Some books can make up for the sucky main characters by giving the readers an awesome villain. Wicked as She Wants presented a good villain throughout the book and I was having high hopes for, you know, lots of pain and suffering coming from her. Ravenna, our villain, was a joke. She was supposed to be a bloodthirsty tyrant, and she ended up being a stupid ass vamp that was easily defeated by the main characters. She was present in ONE CHAPTER, in which she also died. How is that a villain? What about all the vamps that tried to defeat her and failed? How did she became the ruler of Sang, or whatever, while she was such a fucking idiot? I cannot seem to understand this. Meh.
And the cheese! Omg, the cheese!
“I have wanted you since the first moment I saw you. Even half-dead, you were more alive than any woman I’ve ever met.”
I highly doubt it. You were madly in love with Tish in Wicked as They Come as far as I remember.

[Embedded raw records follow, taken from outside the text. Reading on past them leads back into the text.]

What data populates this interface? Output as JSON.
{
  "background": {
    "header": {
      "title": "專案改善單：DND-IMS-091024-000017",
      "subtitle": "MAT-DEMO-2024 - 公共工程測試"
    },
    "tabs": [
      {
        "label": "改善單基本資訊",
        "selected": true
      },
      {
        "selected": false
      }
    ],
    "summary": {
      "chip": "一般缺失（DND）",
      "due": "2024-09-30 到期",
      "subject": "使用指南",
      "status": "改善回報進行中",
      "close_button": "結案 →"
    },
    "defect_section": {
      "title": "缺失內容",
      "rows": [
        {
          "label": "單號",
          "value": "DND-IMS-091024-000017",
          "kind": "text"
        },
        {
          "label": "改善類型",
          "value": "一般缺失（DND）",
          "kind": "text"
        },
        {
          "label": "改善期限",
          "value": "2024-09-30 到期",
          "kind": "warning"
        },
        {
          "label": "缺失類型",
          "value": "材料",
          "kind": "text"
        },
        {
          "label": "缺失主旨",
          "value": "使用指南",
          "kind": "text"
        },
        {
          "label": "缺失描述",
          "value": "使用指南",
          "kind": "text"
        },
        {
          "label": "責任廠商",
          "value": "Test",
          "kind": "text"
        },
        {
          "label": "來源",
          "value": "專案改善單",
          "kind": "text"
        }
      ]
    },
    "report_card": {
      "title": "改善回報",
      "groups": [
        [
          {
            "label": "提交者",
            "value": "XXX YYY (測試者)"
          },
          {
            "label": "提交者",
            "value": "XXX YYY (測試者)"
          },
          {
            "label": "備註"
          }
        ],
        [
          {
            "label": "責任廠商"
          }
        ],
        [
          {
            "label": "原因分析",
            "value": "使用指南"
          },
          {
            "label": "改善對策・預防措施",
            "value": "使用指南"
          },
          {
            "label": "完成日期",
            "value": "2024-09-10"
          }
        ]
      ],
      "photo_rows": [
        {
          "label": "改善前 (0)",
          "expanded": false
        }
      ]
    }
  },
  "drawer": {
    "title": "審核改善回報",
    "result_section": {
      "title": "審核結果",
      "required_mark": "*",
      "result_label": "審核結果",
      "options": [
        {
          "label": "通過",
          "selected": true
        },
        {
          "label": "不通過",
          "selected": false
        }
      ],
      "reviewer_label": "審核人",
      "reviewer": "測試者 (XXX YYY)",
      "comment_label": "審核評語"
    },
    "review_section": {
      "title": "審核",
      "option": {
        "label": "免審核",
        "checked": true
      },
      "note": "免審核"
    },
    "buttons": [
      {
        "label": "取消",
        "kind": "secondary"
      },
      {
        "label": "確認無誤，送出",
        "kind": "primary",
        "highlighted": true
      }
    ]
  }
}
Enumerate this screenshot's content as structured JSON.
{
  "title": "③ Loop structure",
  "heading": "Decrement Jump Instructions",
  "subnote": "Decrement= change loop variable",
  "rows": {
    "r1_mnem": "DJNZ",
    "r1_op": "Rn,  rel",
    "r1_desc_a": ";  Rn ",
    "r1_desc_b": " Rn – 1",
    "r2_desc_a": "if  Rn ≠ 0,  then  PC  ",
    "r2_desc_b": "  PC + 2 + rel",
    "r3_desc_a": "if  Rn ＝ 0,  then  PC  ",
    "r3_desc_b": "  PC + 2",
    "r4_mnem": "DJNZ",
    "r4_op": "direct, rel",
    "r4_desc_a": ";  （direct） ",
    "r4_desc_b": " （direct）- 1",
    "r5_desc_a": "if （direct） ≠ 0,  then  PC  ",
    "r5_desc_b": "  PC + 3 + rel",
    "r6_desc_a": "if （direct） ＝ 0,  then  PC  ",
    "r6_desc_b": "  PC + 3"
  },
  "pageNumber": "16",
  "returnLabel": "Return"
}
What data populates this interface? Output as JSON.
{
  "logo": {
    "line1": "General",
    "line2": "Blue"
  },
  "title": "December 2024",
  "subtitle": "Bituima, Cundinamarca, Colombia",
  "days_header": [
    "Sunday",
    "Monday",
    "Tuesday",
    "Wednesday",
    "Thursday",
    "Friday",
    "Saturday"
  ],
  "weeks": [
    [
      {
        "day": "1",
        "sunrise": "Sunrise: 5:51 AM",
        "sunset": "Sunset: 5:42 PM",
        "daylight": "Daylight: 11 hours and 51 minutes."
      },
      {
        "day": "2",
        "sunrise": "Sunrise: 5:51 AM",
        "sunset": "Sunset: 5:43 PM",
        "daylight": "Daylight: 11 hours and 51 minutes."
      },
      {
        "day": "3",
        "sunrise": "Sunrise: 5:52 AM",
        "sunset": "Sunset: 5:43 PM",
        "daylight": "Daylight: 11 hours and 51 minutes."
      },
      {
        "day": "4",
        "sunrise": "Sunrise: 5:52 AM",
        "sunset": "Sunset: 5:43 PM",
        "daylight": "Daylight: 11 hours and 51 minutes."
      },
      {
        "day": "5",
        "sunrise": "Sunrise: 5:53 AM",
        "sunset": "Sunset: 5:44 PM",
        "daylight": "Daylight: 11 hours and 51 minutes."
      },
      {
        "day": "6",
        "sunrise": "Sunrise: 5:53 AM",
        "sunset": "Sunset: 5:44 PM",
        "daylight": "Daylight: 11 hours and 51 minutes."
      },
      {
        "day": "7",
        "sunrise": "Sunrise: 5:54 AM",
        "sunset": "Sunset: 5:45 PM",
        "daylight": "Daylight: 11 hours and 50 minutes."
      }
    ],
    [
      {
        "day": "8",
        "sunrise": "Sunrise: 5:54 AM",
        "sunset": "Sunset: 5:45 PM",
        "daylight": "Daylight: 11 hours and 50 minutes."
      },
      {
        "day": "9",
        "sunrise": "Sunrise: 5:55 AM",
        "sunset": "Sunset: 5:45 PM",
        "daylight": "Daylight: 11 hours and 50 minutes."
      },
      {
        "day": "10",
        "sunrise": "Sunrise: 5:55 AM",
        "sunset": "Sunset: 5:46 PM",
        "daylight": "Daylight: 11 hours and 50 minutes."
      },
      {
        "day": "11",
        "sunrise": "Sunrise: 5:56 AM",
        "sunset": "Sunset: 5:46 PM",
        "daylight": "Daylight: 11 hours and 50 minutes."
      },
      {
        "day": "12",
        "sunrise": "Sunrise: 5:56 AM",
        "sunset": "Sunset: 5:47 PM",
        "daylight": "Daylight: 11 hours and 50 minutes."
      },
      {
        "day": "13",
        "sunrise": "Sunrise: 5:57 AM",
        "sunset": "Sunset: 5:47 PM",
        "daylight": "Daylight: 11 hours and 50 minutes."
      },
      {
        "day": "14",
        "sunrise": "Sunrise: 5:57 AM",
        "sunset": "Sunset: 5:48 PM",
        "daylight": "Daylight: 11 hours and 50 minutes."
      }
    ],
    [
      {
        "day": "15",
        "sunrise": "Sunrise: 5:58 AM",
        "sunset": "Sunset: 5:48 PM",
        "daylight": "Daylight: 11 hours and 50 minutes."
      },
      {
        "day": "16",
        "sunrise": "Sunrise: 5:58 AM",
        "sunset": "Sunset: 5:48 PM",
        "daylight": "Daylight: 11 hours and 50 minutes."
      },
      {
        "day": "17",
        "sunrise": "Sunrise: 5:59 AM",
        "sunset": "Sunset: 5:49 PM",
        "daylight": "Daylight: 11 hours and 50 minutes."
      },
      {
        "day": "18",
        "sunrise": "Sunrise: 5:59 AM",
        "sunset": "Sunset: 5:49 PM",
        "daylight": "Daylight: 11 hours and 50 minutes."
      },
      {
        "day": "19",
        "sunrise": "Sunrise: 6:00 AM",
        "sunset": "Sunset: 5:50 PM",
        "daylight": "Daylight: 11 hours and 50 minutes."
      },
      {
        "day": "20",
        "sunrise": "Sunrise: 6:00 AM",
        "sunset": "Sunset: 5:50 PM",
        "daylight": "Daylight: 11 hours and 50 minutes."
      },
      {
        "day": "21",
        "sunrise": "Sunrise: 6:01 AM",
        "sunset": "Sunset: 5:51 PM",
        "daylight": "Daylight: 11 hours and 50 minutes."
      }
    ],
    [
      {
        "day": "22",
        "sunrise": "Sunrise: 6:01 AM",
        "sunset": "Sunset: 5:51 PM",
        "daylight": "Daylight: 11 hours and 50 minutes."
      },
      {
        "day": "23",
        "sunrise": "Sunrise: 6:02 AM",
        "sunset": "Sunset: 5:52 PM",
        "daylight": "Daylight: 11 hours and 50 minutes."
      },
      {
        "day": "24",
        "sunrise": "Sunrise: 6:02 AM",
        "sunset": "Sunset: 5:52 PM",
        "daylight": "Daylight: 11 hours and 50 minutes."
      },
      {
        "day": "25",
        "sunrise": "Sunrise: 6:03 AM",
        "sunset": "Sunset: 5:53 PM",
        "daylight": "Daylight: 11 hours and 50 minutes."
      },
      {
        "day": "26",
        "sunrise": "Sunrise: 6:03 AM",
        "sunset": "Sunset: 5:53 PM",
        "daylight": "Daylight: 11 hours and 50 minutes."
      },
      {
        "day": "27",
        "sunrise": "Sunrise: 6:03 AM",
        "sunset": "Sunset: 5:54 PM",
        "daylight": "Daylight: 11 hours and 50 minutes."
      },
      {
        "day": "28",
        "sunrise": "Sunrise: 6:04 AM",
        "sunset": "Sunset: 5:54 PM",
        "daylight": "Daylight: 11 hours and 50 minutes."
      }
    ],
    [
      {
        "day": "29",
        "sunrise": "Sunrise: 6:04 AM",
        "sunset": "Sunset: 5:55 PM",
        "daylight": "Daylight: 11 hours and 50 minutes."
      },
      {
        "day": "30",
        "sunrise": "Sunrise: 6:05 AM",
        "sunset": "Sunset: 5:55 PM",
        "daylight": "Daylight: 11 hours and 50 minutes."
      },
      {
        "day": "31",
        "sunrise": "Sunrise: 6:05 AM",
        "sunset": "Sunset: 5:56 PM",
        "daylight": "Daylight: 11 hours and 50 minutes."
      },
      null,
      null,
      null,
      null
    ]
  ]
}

It had been too long since I had looked at a Freesian calendar, and I didn’t know how close we might be to the Sugar Snow Ball.
The Sugar Snow Ball?!
Where all the big bad vamps go to have fun.
He leaned over my back, his lips warm against my ear. “You may be a princess, but you belong to me.”
My beast purred for him […]
I felt like a bludmare running away with the reins pulled taut by a masterly rider.
Now this is getting ridiculous… Bludmare? Reins? Master rider??!
You are aware that they are having sex, doggy style, right?
It’s sad because Wicked as She Wants had potential and imho could have been much better with different characters. I don’t think I’m going to bother with the next book. There was a short preview for it at the end of the book and I did not like what I saw. It seemed very immature and, surprise surprise, cheesy.
So, the conclusion. Is Wicked as She Wants worth your money? No, it’s not. Unless you’re a Romance junkie, then go ahead and buy it. If you are picky, like me, then you should probably borrow it from someone and spend your precious money on something better.